DIFFERENCE BETWEEN A CLOSE SUBSTITUTE AND A PERFECT SUBSTITUTE

The terms close substitute and perfect substitutes are often used interchangeably.

But, do you know that there have been marked differences?. We will be looking at these differences in this post. 

Substitute means to use something in place of another. 

A substitute good is good that consumers perceived as being similar to another good

Substitute goods are very similar to each other such that there can be used in place of another.

Substitute goods have a positive cross-price elasticity of demand indicating that the rise in the price of one good will result in a rise in the quantity demand of other goods.

What are close substitutes?

Close substitutes are similar products intended to satisfy the same needs but are slightly differentiated.

Coca-Cola and Pepsi are examples of close substitute goods.

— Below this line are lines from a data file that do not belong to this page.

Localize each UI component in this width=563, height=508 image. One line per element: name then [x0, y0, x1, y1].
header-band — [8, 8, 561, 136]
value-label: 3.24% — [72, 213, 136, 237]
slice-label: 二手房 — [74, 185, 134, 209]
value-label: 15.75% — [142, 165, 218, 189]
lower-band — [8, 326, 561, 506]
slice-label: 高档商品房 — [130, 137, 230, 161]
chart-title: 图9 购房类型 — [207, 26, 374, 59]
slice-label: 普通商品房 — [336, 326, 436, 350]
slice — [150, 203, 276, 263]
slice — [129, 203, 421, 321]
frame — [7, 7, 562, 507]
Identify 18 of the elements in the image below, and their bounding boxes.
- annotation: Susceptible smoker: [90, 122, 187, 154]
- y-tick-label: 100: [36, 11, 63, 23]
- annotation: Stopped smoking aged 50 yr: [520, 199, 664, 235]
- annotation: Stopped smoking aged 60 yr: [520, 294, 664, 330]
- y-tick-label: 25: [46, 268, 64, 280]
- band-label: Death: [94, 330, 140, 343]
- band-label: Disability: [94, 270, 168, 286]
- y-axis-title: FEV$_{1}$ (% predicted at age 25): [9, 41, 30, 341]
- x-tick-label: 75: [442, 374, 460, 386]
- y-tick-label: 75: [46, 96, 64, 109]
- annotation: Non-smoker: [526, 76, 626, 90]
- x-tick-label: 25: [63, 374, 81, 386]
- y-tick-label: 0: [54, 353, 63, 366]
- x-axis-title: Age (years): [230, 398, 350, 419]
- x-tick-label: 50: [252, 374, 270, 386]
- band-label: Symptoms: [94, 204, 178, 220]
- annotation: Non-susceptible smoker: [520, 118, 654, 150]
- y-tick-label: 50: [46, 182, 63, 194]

What are perfect substitutes?

Perfect substitutes are similar goods intended to satisfy the same needs and are not differentiated.

In the eyes of the consumer, perfect substitutes have no differences at all.

The cross-price elasticity of the perfect substitutes is positive infinity there is a positive and absolute relationship between the goods 

Differences between Close substitutes and perfect substitutes

1. Close substitutes are usually differentiated whereas perfect substitutes are not differentiated. Rather, they are identical in the eyes of the consumer.

2. Demand for perfect substitutes is perfectly elastic, so if the price is raised, there won't be any demand.

For example, if goods A and goods B are perfect substitutes, then an increase in the price of goods A will result in zero quantity demanded because consumers will switch over to goods B since they perceive goods A and goods B as the same.

On the other hand, close substitutes have a relatively elastic demand, which is highly sensitive to price changes.

To illustrate, if goods A and goods B are close substitutes, then an increase in the price of Goods A, will reduce its demand significantly, but not to zero.

This is because the two goods are slightly differentiated.

3. Perfect substitutes are common in perfectly competitive markets whereas close substitutes are common in monopolistic competitive markets.